Re: Minkowski Portal Refinement (MPR) for 2D

Post by Xeno »

Thanks! I understand the problem now.

For the purpose of this discussion, let me define two distinct terms:
Penetration depth: The distance two bodies must be separated along a given vector until they are no longer penetrating.
Minimum penetration depth: The smallest penetration depth needed to separate two bodies.

The MPR2D algorithm that is described on my site (http://xenocollide.snethen.com/mpr2d.html) does not attempt to find the penetration depth. It only detects overlap.

Given that, let's discuss how to detect the contact normal and penetration depth along that normal using MPR on two shapes, A and B.

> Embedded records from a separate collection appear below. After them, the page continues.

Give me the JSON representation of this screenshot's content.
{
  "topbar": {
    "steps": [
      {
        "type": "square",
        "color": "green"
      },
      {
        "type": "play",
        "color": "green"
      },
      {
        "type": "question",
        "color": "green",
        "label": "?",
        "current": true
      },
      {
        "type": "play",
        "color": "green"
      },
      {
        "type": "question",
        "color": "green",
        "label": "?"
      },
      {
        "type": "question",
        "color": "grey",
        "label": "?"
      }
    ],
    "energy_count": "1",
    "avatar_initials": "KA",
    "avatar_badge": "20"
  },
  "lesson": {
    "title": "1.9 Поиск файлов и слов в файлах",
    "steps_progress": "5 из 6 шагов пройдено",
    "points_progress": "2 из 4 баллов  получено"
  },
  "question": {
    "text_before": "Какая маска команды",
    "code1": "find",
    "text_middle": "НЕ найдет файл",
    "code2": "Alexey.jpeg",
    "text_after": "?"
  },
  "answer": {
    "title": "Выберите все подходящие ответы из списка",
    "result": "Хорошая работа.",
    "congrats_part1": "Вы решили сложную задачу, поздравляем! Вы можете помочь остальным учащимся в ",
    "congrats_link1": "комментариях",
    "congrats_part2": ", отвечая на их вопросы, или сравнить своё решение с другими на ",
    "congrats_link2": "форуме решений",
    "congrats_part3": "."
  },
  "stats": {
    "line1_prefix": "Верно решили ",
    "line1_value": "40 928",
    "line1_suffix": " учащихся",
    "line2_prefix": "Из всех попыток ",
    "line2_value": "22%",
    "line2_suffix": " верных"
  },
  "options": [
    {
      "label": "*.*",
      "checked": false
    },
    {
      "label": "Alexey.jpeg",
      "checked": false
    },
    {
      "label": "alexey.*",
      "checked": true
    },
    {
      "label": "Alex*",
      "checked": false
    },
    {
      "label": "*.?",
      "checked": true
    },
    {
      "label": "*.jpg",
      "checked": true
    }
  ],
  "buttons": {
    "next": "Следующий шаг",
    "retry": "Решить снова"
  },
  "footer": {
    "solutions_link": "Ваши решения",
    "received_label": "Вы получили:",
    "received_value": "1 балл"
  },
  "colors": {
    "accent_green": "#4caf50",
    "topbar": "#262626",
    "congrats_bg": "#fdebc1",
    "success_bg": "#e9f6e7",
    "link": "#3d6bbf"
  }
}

The easiest approach is to first determine that the origin is within A-B (the Minkowski difference). You can do this in 2D using the MPR2D algorithm on my website or the 3D equivalent in Game Programming Gems 7 ("XenoCollide: Complex Collision Made Simple").

Once you've identified that the origin is within A-B, you know there's a collision. You can then continue casting the origin ray to the boundary of A-B. Once you hit the surface, the normal of the portal is your contact normal.

You now need to find the penetration depth along this contact normal. To do that, run MPR again, using the contact normal as the direction of your origin ray. (You can do this by using "origin - contactNormal" as your interior point.) The distance between the origin and the surface of A-B along the direction of the contact normal is the penetration depth.

A note about minimum penetration depth: The MPR penetration depth I described above converges to the minimum penetration depth as the penetration is resolved. In the case you presented in your post, the objects are very deeply penetrated. There's no reason to believe that the direction of minimum penetration is the best choice (or even a good choice) when penetration is that deep.

---Xeno (Gary Snethen)
http://xenocollide.com
pcm2008
Posts: 3
Joined: Fri May 02, 2008 5:51 pm

Re: Minkowski Portal Refinement (MPR) for 2D

Post by pcm2008 »

Thanks Xeno for your reply.
The easiest approach is to first determine that the origin is within A-B (the Minkowski difference). You can do this in 2D using the MPR2D algorithm on my website or the 3D equivalent in Game Programming Gems 7 ("XenoCollide: Complex Collision Made Simple").
I've noticed indeed that is very simple to detect the overlap for 2 shapes using MPR, even for 3D case.
You now need to find the penetration depth along this contact normal. To do that, run MPR again, using the contact normal as the direction of your origin ray.
I think I understood your aproach. I'll try to use it.
There's no reason to believe that the direction of minimum penetration is the best choice (or even a good choice) when penetration is that deep.
I know that for this case the minimum penetration might not be the best separation at all. In fact that's why I'm trying to use some sort of caching aproach to obtain some temporal coherence, like I've wrote to you in a private message. It's pretty ok, but are there other better methods to use (managing the cache is sometimes tricky)?